ToddyCat: Uma Ameaça Persistente na Ásia

O ToddyCat, um grupo de ameaças avançadas, está ativo desde pelo menos dezembro de 2020, visando diversas entidades na Ásia. Investigações recentes sobre suas atividades revelaram o uso de diversas ferramentas para manter acesso persistente a sistemas comprometidos e coletar grandes quantidades de dados de organizações na região da Ásia-Pacífico.

Explorando a Falha: A Técnica de Sequestro de DLL

Os pesquisadores de segurança que investigavam incidentes relacionados ao ToddyCat no início de 2024 descobriram um arquivo DLL suspeito, "version.dll", no diretório temporário de vários dispositivos comprometidos. Esse arquivo, identificado como TCESB, foi implantado usando o sequestro de ordem de busca de DLL, que permite que invasores controlem a execução de programas substituindo arquivos DLL legítimos.

O ataque se aproveita de uma falha no Scanner de Linha de Comando da ESET, que carrega o arquivo "version.dll" de forma insegura. Em vez de carregar a versão legítima dos diretórios do sistema, ele primeiro verifica o diretório atual, dando aos invasores a oportunidade de introduzir sua própria DLL maliciosa.

CVE-2024-11859: A Vulnerabilidade Explorada

Esta vulnerabilidade, identificada como CVE-2024-11859 (pontuação CVSS: 6,8), permitia que invasores com privilégios de administrador executassem código inseguro. No entanto, a falha em si não concedia privilégios elevados — os invasores já precisavam de acesso de administrador para explorá-la. A ESET corrigiu a vulnerabilidade em janeiro de 2025, lançando atualizações para seus produtos de segurança para consumidores, empresas e servidores no Windows.

Transformando o EDRSandBlast em uma Arma: Como o TCESB Desabilita as Proteções de Segurança

O TCESB é uma versão modificada da ferramenta de código aberto EDRSandBlast. Ela manipula estruturas do kernel para desabilitar mecanismos de segurança, como rotinas de notificação (callbacks), funções-chave que alertam os drivers do sistema sobre eventos críticos, como criação de processos ou alterações no registro.

Para isso, o TCESB utiliza a conhecida técnica "Bring Your Own Vulnerable Driver" (BYOVD), instalando um driver Dell vulnerável (DBUtilDrv2.sys) por meio da interface do Gerenciador de Dispositivos. Este driver é afetado pela CVE-2021-36276, uma vulnerabilidade de escalonamento de privilégios.

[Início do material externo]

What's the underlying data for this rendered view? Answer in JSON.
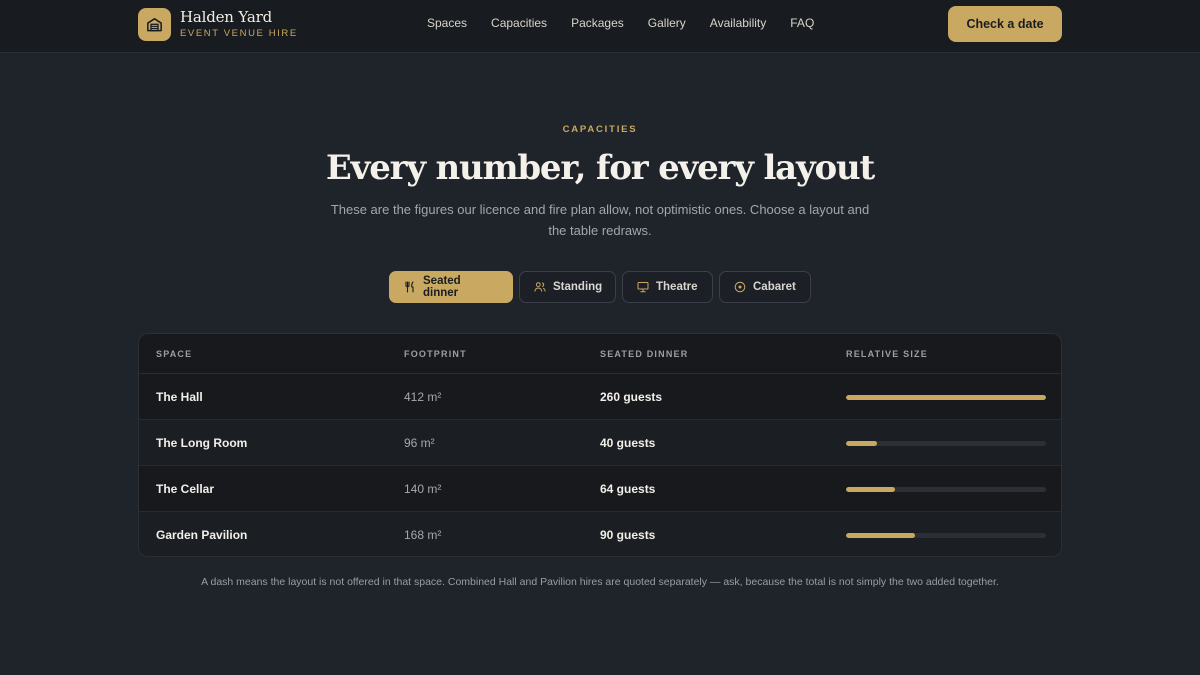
{
  "brand": {
    "name": "Halden Yard",
    "tagline": "EVENT VENUE HIRE",
    "logo_icon": "warehouse-icon"
  },
  "nav": {
    "items": [
      "Spaces",
      "Capacities",
      "Packages",
      "Gallery",
      "Availability",
      "FAQ"
    ]
  },
  "cta": {
    "label": "Check a date"
  },
  "hero": {
    "eyebrow": "CAPACITIES",
    "title": "Every number, for every layout",
    "subtitle": "These are the figures our licence and fire plan allow, not optimistic ones. Choose a layout and the table redraws."
  },
  "tabs": [
    {
      "label": "Seated dinner",
      "icon": "cutlery-icon",
      "active": true
    },
    {
      "label": "Standing",
      "icon": "people-icon",
      "active": false
    },
    {
      "label": "Theatre",
      "icon": "presentation-icon",
      "active": false
    },
    {
      "label": "Cabaret",
      "icon": "round-table-icon",
      "active": false
    }
  ],
  "table": {
    "headers": [
      "SPACE",
      "FOOTPRINT",
      "SEATED DINNER",
      "RELATIVE SIZE"
    ],
    "rows": [
      {
        "space": "The Hall",
        "footprint": "412 m²",
        "capacity": "260 guests",
        "relative": 1.0
      },
      {
        "space": "The Long Room",
        "footprint": "96 m²",
        "capacity": "40 guests",
        "relative": 0.154
      },
      {
        "space": "The Cellar",
        "footprint": "140 m²",
        "capacity": "64 guests",
        "relative": 0.246
      },
      {
        "space": "Garden Pavilion",
        "footprint": "168 m²",
        "capacity": "90 guests",
        "relative": 0.346
      }
    ]
  },
  "footnote": "A dash means the layout is not offered in that space. Combined Hall and Pavilion hires are quoted separately — ask, because the total is not simply the two added together.",
  "colors": {
    "accent": "#c9a961",
    "background": "#1f232a",
    "header": "#181b20",
    "card": "#17191d"
  }
}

Drivers Dell: Um Elo Fraco Recorrente

Esta não é a primeira vez que drivers da Dell são usados indevidamente em ataques cibernéticos. Em 2022, o Lazarus Group, ligado à Coreia do Norte, explorou outra vulnerabilidade de driver da Dell (CVE-2021-21551) para desativar mecanismos de segurança. Os invasores continuam a usar drivers desatualizados ou vulneráveis para contornar medidas de segurança.

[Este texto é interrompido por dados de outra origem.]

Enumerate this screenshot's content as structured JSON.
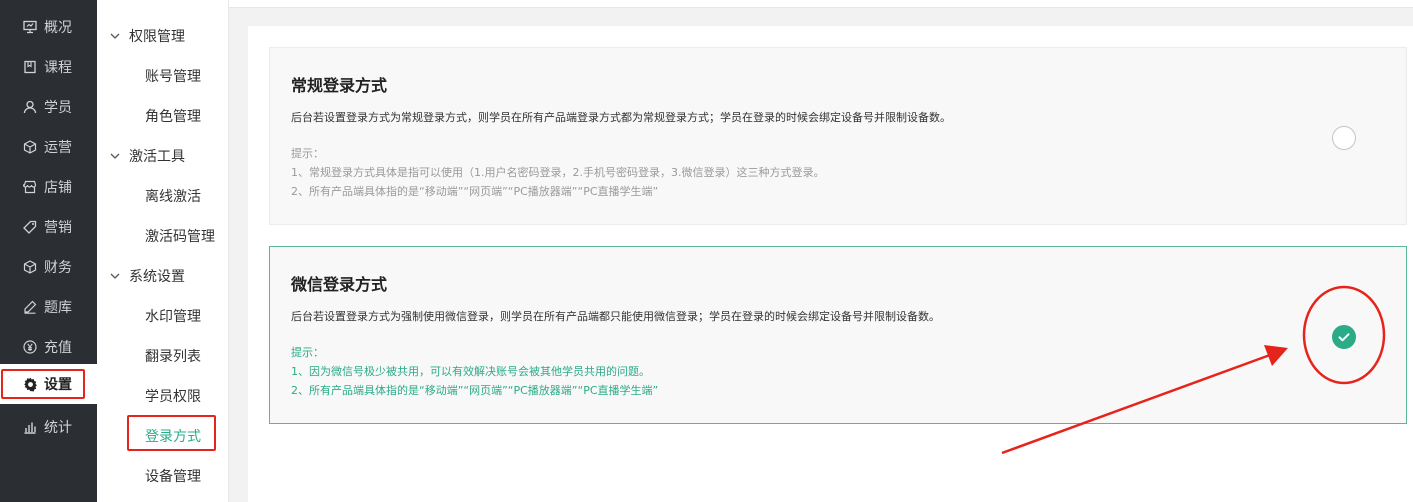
{
  "nav": {
    "items": [
      {
        "label": "概况",
        "icon": "presentation-icon"
      },
      {
        "label": "课程",
        "icon": "book-icon"
      },
      {
        "label": "学员",
        "icon": "user-icon"
      },
      {
        "label": "运营",
        "icon": "cube-icon"
      },
      {
        "label": "店铺",
        "icon": "store-icon"
      },
      {
        "label": "营销",
        "icon": "tag-icon"
      },
      {
        "label": "财务",
        "icon": "finance-cube-icon"
      },
      {
        "label": "题库",
        "icon": "pen-icon"
      },
      {
        "label": "充值",
        "icon": "yen-icon"
      },
      {
        "label": "设置",
        "icon": "gear-icon",
        "active": true
      },
      {
        "label": "统计",
        "icon": "bar-chart-icon"
      }
    ]
  },
  "submenu": {
    "groups": [
      {
        "label": "权限管理",
        "items": [
          "账号管理",
          "角色管理"
        ]
      },
      {
        "label": "激活工具",
        "items": [
          "离线激活",
          "激活码管理"
        ]
      },
      {
        "label": "系统设置",
        "items": [
          "水印管理",
          "翻录列表",
          "学员权限",
          "登录方式",
          "设备管理"
        ]
      }
    ],
    "active_item": "登录方式"
  },
  "options": {
    "normal": {
      "title": "常规登录方式",
      "desc": "后台若设置登录方式为常规登录方式，则学员在所有产品端登录方式都为常规登录方式；学员在登录的时候会绑定设备号并限制设备数。",
      "tip_title": "提示：",
      "tip_1": "1、常规登录方式具体是指可以使用（1.用户名密码登录，2.手机号密码登录，3.微信登录）这三种方式登录。",
      "tip_2": "2、所有产品端具体指的是“移动端”“网页端”“PC播放器端”“PC直播学生端”",
      "selected": false
    },
    "wechat": {
      "title": "微信登录方式",
      "desc": "后台若设置登录方式为强制使用微信登录，则学员在所有产品端都只能使用微信登录；学员在登录的时候会绑定设备号并限制设备数。",
      "tip_title": "提示：",
      "tip_1": "1、因为微信号极少被共用，可以有效解决账号会被其他学员共用的问题。",
      "tip_2": "2、所有产品端具体指的是“移动端”“网页端”“PC播放器端”“PC直播学生端”",
      "selected": true
    }
  },
  "colors": {
    "accent": "#2bab87",
    "nav_bg": "#2b2f33",
    "annotation_red": "#e6241b"
  }
}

Estratégia de Execução do TCESB

Após a instalação do driver vulnerável, o TCESB verifica continuamente a cada dois segundos se há um arquivo de payload com um nome específico no diretório atual. Se o payload não estiver presente inicialmente, o TCESB aguarda até que ele apareça. O payload, criptografado usando AES-128, é então decodificado e executado.

Medidas de Detecção e Prevenção

  • Para combater tais ameaças, as equipes de segurança devem:
  • Monitore eventos de instalação de drivers, especialmente aqueles que envolvem drivers vulneráveis.
  • Fique atento a atividades suspeitas de depuração do kernel, principalmente em sistemas onde a depuração do kernel não é esperada.
  • Garanta que todo o software de segurança esteja atualizado, incluindo patches para vulnerabilidades conhecidas.
  • Restrinja os privilégios do administrador para impedir que invasores explorem essas vulnerabilidades.

À medida em que os agentes de ameaças cibernéticas continuam a evoluir, permanecer vigilante e implementar medidas de segurança proativas é crucial para se defender contra ataques sofisticados como os conduzidos pelo ToddyCat.